Madeleine Sami never expected her television show to take so long to make.
Super City, her new comedy series directed by Taika Waititi, required a year of research into different subsections of Auckland city.
Sami plays five characters who represent different corners of Auckland; Pasha, the cheerleader; Jo, the personal trainer; Azeem the taxi driver; Linda, the art enthusiast; and Georgie, the homeless girl.
To perfect the art of cheerleading to play Pasha, Sami hung out with members of Auckland cheerleading squads and, other than actress Rose McIver, her cheerleading buddies were played by actual cheerleaders.
Sami says the girls she spoke to claimed cheerleading was something that helped them get through university, rather than being a career path. But Sami's character Pasha, the Indian cougar with blonde hair and blue eyes, clings to a youthful lifestyle. She is turning 30, but has no intention of giving up her white pants and pom-poms - nor preying on young men in trashy bars.
Jo, the personal trainer, needed less research, as she was based on people Sami knew very well.
Sami played a lot of sport growing up. "I was a bit of a jock, I don't know if you know that about me but I was the dux of sports at my school. Jo's kind of in honour of a lot of those girls I played sports with," she says. Jo, with the short, spikey and frosted hair is athletic, tough and competitive. She has a hot boyfriend, but clearly harbours some repressed feelings for other trainers in the women's gym. Sami says she attends spin classes at Les Mills, which is where a lot of Jo's scenes were filmed: "I have been to spin since filming and they have said stuff - I deliberately tried not to rip off people's actual lines - but then I would go into class and so often I would think 'oh, no, they're going to think I copied them'."
Jo was a lot of fun but Georgie, the naive but street-smart homeless girl, was one of the most liberating characters to play, Sami says. "She has a crazy imagination. She's just completely free, I could wear the same clothes every day and roll around in the mud."
Some of Auckland's real homeless people star as her friends at the City Mission. "But lot of them got really bored because TV takes a long time," Sami says.
A lot of actual taxi drivers star in the scenes in which Sami plays Azeem, a driver for Discount Taxis.
Sami spent a lot of time learning the ropes of the taxi business, and testing gags on the drivers.

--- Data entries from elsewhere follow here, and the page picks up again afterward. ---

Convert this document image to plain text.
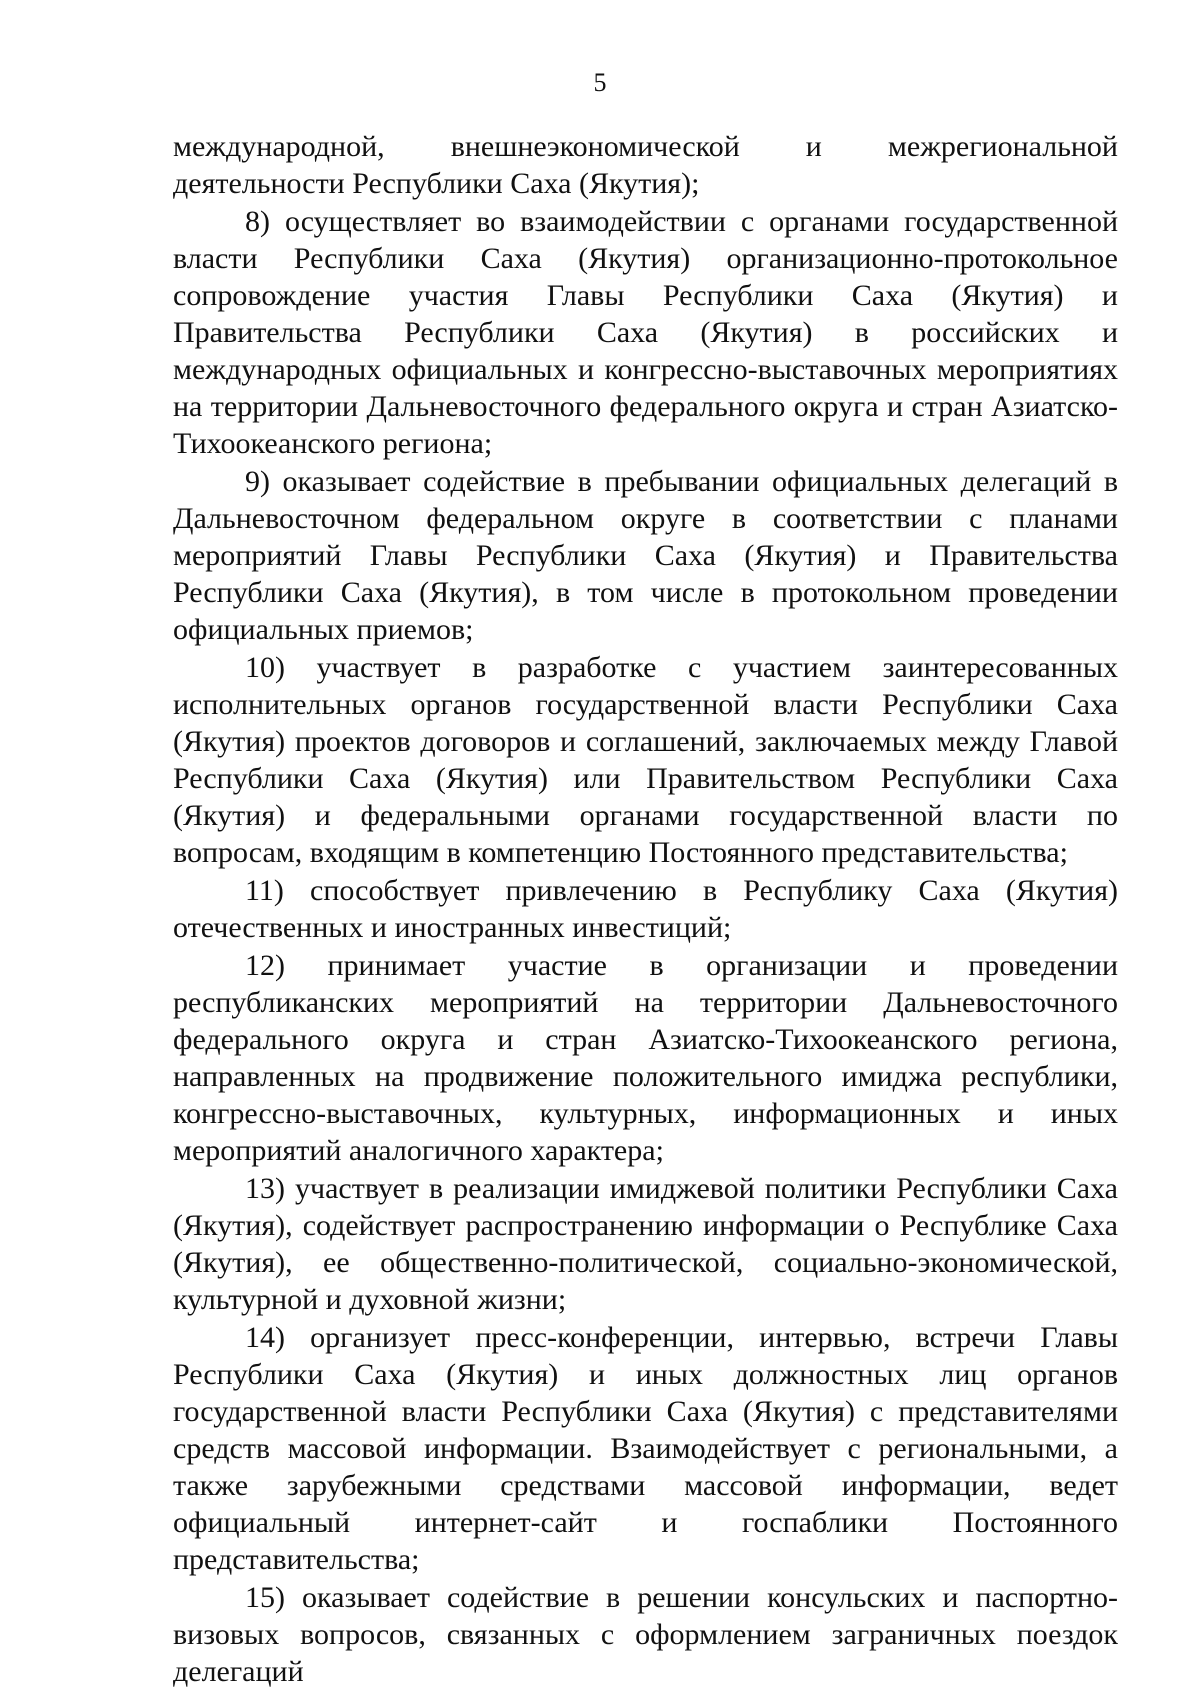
5

международной, внешнеэкономической и межрегиональной деятельности Республики Саха (Якутия);

8) осуществляет во взаимодействии с органами государственной власти Республики Саха (Якутия) организационно-протокольное сопровождение участия Главы Республики Саха (Якутия) и Правительства Республики Саха (Якутия) в российских и международных официальных и конгрессно-выставочных мероприятиях на территории Дальневосточного федерального округа и стран Азиатско-Тихоокеанского региона;

9) оказывает содействие в пребывании официальных делегаций в Дальневосточном федеральном округе в соответствии с планами мероприятий Главы Республики Саха (Якутия) и Правительства Республики Саха (Якутия), в том числе в протокольном проведении официальных приемов;

10) участвует в разработке с участием заинтересованных исполнительных органов государственной власти Республики Саха (Якутия) проектов договоров и соглашений, заключаемых между Главой Республики Саха (Якутия) или Правительством Республики Саха (Якутия) и федеральными органами государственной власти по вопросам, входящим в компетенцию Постоянного представительства;

11) способствует привлечению в Республику Саха (Якутия) отечественных и иностранных инвестиций;

12) принимает участие в организации и проведении республиканских мероприятий на территории Дальневосточного федерального округа и стран Азиатско-Тихоокеанского региона, направленных на продвижение положительного имиджа республики, конгрессно-выставочных, культурных, информационных и иных мероприятий аналогичного характера;

13) участвует в реализации имиджевой политики Республики Саха (Якутия), содействует распространению информации о Республике Саха (Якутия), ее общественно-политической, социально-экономической, культурной и духовной жизни;

14) организует пресс-конференции, интервью, встречи Главы Республики Саха (Якутия) и иных должностных лиц органов государственной власти Республики Саха (Якутия) с представителями средств массовой информации. Взаимодействует с региональными, а также зарубежными средствами массовой информации, ведет официальный интернет-сайт и госпаблики Постоянного представительства;

15) оказывает содействие в решении консульских и паспортно-визовых вопросов, связанных с оформлением заграничных поездок делегаций
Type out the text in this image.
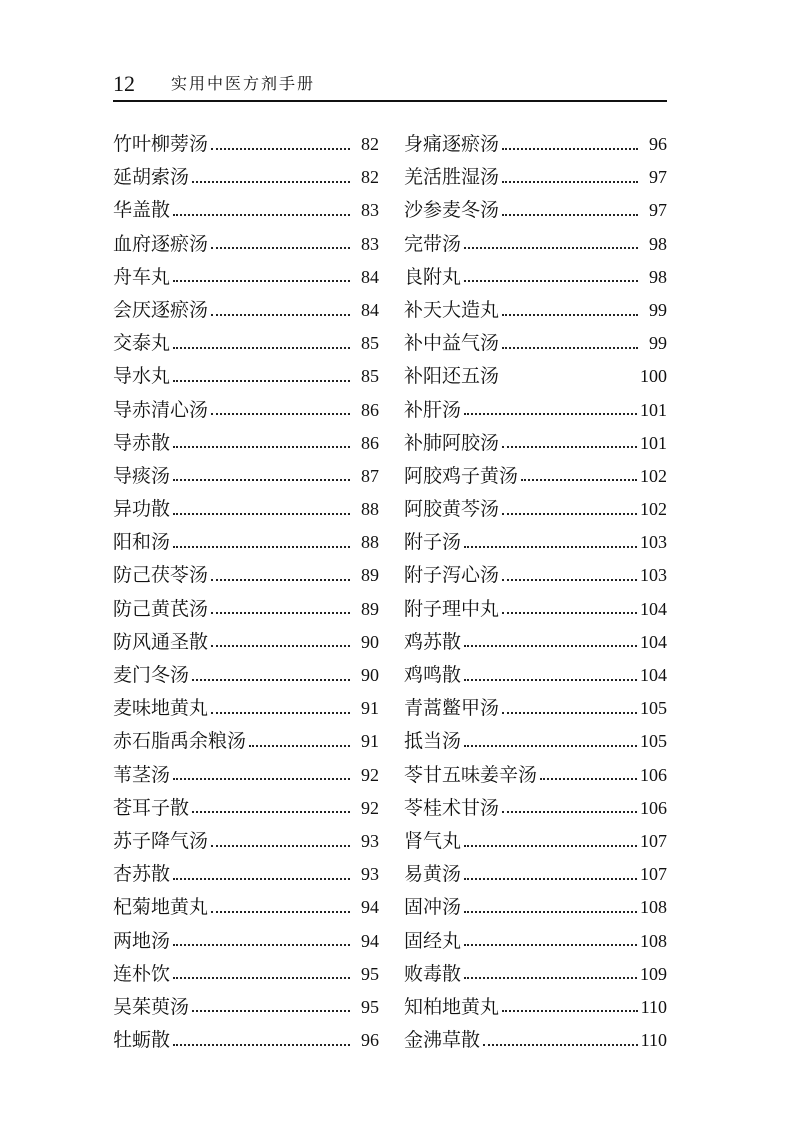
12 实用中医方剂手册
竹叶柳蒡汤	82
延胡索汤	82
华盖散	83
血府逐瘀汤	83
舟车丸	84
会厌逐瘀汤	84
交泰丸	85
导水丸	85
导赤清心汤	86
导赤散	86
导痰汤	87
异功散	88
阳和汤	88
防己茯苓汤	89
防己黄芪汤	89
防风通圣散	90
麦门冬汤	90
麦味地黄丸	91
赤石脂禹余粮汤	91
苇茎汤	92
苍耳子散	92
苏子降气汤	93
杏苏散	93
杞菊地黄丸	94
两地汤	94
连朴饮	95
吴茱萸汤	95
牡蛎散	96
身痛逐瘀汤	96
羌活胜湿汤	97
沙参麦冬汤	97
完带汤	98
良附丸	98
补天大造丸	99
补中益气汤	99
补阳还五汤	100
补肝汤	101
补肺阿胶汤	101
阿胶鸡子黄汤	102
阿胶黄芩汤	102
附子汤	103
附子泻心汤	103
附子理中丸	104
鸡苏散	104
鸡鸣散	104
青蒿鳖甲汤	105
抵当汤	105
苓甘五味姜辛汤	106
苓桂术甘汤	106
肾气丸	107
易黄汤	107
固冲汤	108
固经丸	108
败毒散	109
知柏地黄丸	110
金沸草散	110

"They didn't recognise me when they first saw me as Azeem, they were just like, who is this strange-looking, tiny, hairy-faced man with beautiful long eyelashes. It was funny when I went in and the boss said it was uncanny, there were so many drivers like him," Sami says.
The other character that required a fair amount of research was Linda, the art enthusiast and wannabe philanthropist from Parnell. She's the sort of woman who has a lot of time on her hands, so likes to visit art galleries - often with her daughter who has Tourette's syndrome. She would love to give something back by supporting an underprivileged artist. To learn more about the scene, Sami hung out at a community art school in Howick, and in the end one of the women at the school was cast as one of Linda's fellow "critics".
"She's amazing, she's properly clued up on art. Linda on the other hand, is not clued up at all but that's just part of her charm - a bit doddery. Her heart's really in the right place."
*Super City completes TV3's Friday night comedy line-up and follows the new season of 7 Days, which screens at 9.30pm.